The augmentative and alternative communications, or AAC firm focuses on creating innovative portable devices that allows individuals to communicate and operate through computers using their neural signals. Over the last 15 years, Control Bionics has concentrated its efforts on developing its Electromyography or EMG-based technology, resulting in the creation of its NeuroNode range.
Control Bionics to get listed on the ASX
Having a word with The Australian Financial Review, Control Bionics CEO, Rob Wong said this was the perfect time as its products have received all the regulatory approvals in the key international markets. The company and its products have successfully obtained registrations of the NeuroNode technology in Australia (TGA), Canada (Ontario Ministry of Health), USA (FDA) and Europe (CE Mark).
After the completion of its IPO, the AAC firm plans to maximize its market penetration across Australia and North America in the first instance. In the next stage of expansion, it will target Japan.

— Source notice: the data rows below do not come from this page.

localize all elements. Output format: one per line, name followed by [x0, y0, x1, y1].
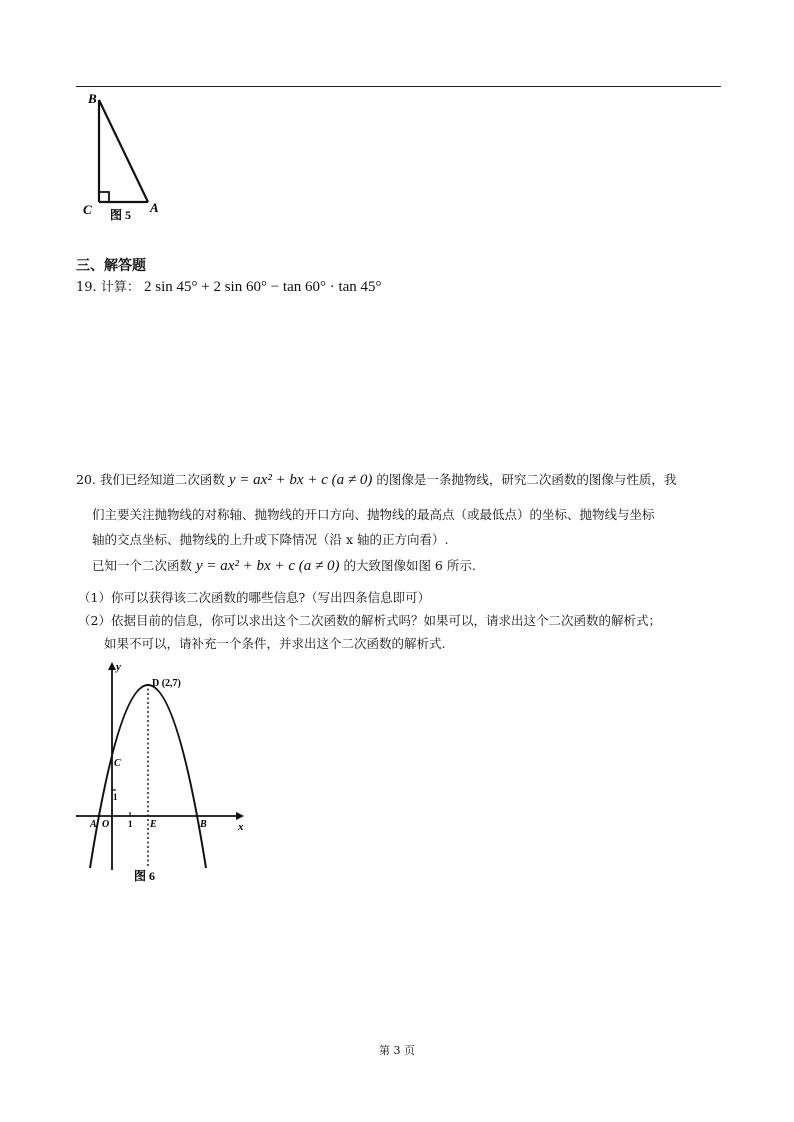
q20-known-a: 已知一个二次函数: [92, 558, 193, 573]
vertex-a-label: A: [150, 200, 159, 215]
right-angle-mark: [99, 192, 109, 202]
point-a-label: A: [90, 819, 97, 830]
page-footer: 第 3 页: [379, 1044, 415, 1057]
figure-5-triangle: [70, 88, 190, 228]
point-e-label: E: [150, 819, 157, 830]
q20-known-statement: [92, 556, 476, 575]
q20-line-2: 们主要关注抛物线的对称轴、抛物线的开口方向、抛物线的最高点（或最低点）的坐标、抛物线与坐标: [92, 507, 655, 522]
point-b-label: B: [200, 819, 207, 830]
figure-6-caption: 图 6: [134, 869, 156, 883]
x-tick-1-label: 1: [128, 819, 133, 829]
q20-intro-b: 的图像是一条抛物线，研究二次函数的图像与性质，我: [376, 472, 677, 487]
q20-number: 20.: [76, 472, 96, 487]
q20-line-3: 轴的交点坐标、抛物线的上升或下降情况（沿 x 轴的正方向看）.: [92, 532, 449, 547]
q20-known-function: y = ax² + bx + c (a ≠ 0): [196, 558, 340, 574]
page-header-rule: [76, 86, 721, 87]
vertex-b-label: B: [88, 91, 97, 106]
section-title: 三、解答题: [76, 258, 146, 274]
x-axis-arrow: [236, 812, 244, 820]
q20-function: y = ax² + bx + c (a ≠ 0): [228, 472, 373, 488]
origin-label: O: [102, 819, 110, 830]
question-20-intro: [76, 472, 726, 488]
q20-known-b: 的大致图像如图 6 所示.: [343, 558, 476, 573]
q20-subquestion-2-continued: 如果不可以，请补充一个条件，并求出这个二次函数的解析式.: [104, 636, 446, 651]
figure-6-parabola: [72, 656, 252, 886]
y-tick-1-label: 1: [113, 792, 118, 802]
y-axis-arrow: [108, 662, 116, 670]
q20-subquestion-2: （2）依据目前的信息，你可以求出这个二次函数的解析式吗？如果可以，请求出这个二次函数的解析式；: [78, 613, 661, 628]
x-axis-label: x: [238, 821, 244, 833]
q19-expression: 2 sin 45° + 2 sin 60° − tan 60° · tan 45°: [143, 279, 382, 295]
y-axis-label: y: [116, 661, 121, 673]
q20-subquestion-1: （1）你可以获得该二次函数的哪些信息?（写出四条信息即可）: [78, 590, 431, 605]
triangle-side-ab: [99, 100, 148, 202]
point-c-label: C: [114, 758, 121, 769]
vertex-d-label: D (2,7): [152, 678, 181, 689]
q20-intro-a: 我们已经知道二次函数: [99, 472, 225, 487]
vertex-c-label: C: [83, 202, 92, 217]
question-19: [76, 276, 382, 296]
q19-prompt: 计算：: [100, 280, 140, 295]
figure-5-caption: 图 5: [110, 208, 132, 222]
q19-number: 19.: [76, 280, 97, 295]
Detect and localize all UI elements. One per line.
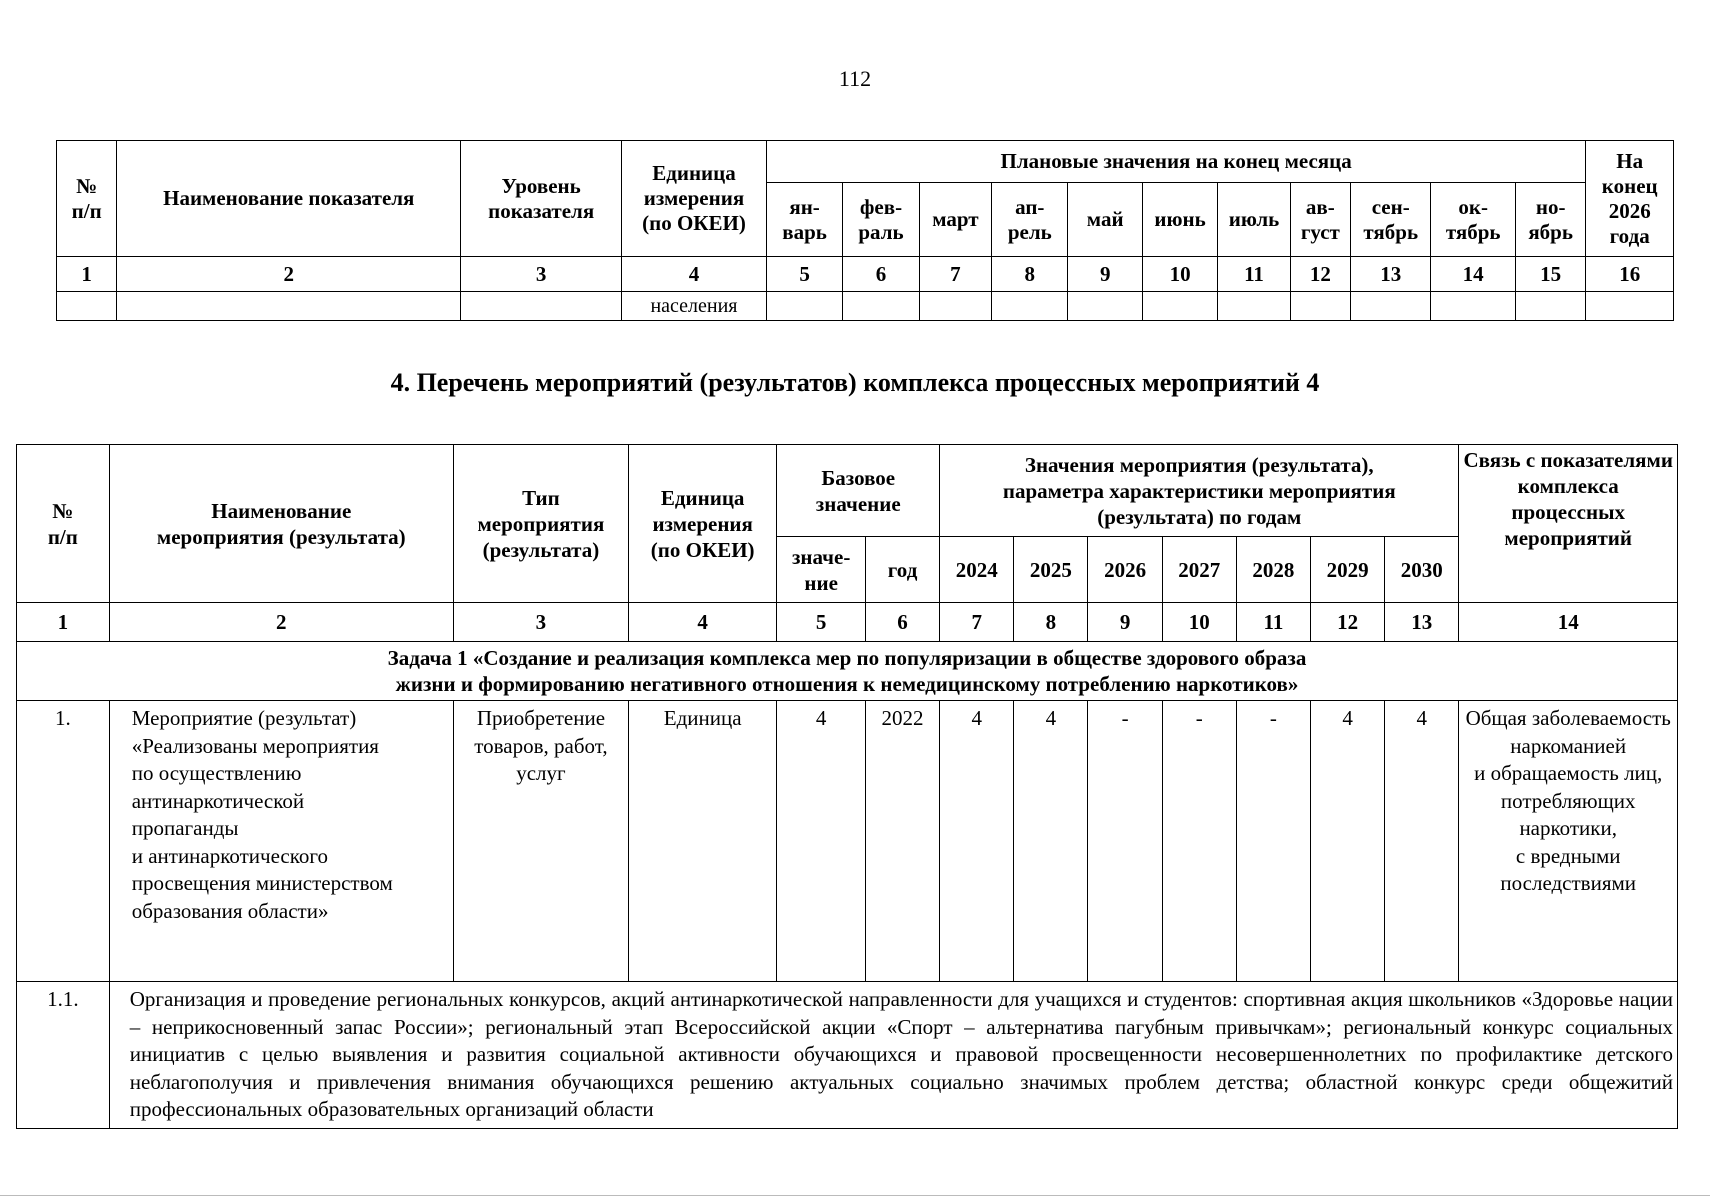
cell	[1290, 292, 1350, 321]
column-number: 10	[1142, 257, 1217, 292]
header-year: 2028	[1236, 537, 1310, 603]
task-title: Задача 1 «Создание и реализация комплекса мер по популяризации в обществе здорового образа жизни и формированию негативного отношения к немедицинскому потреблению наркотиков»	[17, 642, 1678, 701]
cell	[461, 292, 622, 321]
header-base-value: Базовое значение	[777, 445, 940, 537]
header-month: март	[919, 183, 991, 257]
cell	[1351, 292, 1431, 321]
column-number: 5	[777, 603, 866, 642]
header-month: ав- густ	[1290, 183, 1350, 257]
header-activity-type: Тип мероприятия (результата)	[453, 445, 628, 603]
header-planned-values: Плановые значения на конец месяца	[766, 141, 1586, 183]
cell	[1515, 292, 1585, 321]
cell	[919, 292, 991, 321]
header-month: сен- тябрь	[1351, 183, 1431, 257]
subactivity-number: 1.1.	[17, 982, 110, 1129]
header-year: 2030	[1385, 537, 1459, 603]
column-number: 1	[17, 603, 110, 642]
activity-unit: Единица	[629, 701, 777, 982]
activity-row	[17, 701, 1678, 982]
year-value: -	[1088, 701, 1162, 982]
column-number: 12	[1290, 257, 1350, 292]
year-value: -	[1236, 701, 1310, 982]
header-month: май	[1068, 183, 1142, 257]
column-number: 6	[843, 257, 919, 292]
column-number: 9	[1088, 603, 1162, 642]
column-numbers-row	[57, 257, 1674, 292]
year-value: -	[1162, 701, 1236, 982]
column-number: 1	[57, 257, 117, 292]
column-number: 11	[1218, 257, 1290, 292]
header-unit: Единица измерения (по ОКЕИ)	[629, 445, 777, 603]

Control Bionics – an AAC tech firm
Control Bionics, an assistive technology company was founded by Peter Ford. According to the company website, the research and development for the products of Control Bionics began with the help of Professor Stephen Hawking and other partners. In the year 2006, the AAC company developed and launched NeuroEDUCATOR 4, a pocket-sized EGM monitoring system designed for assistive technology and rehabilitation.
The company’s funding for NeuroSwitch is approved by the USE Department of Veterans Affairs. In 2013, the NeuroSwitch was introduced by adding wireless and portable EMG monitoring.
Using EMG, NeuroModes are placed on the skin over the muscles chosen to be the switch. When someone attempts to move that particular muscle, the NeuroMode detects the EMG signals, even when there’s no visible muscle movement. These signals are used to enable the individual to control the NuroMode System.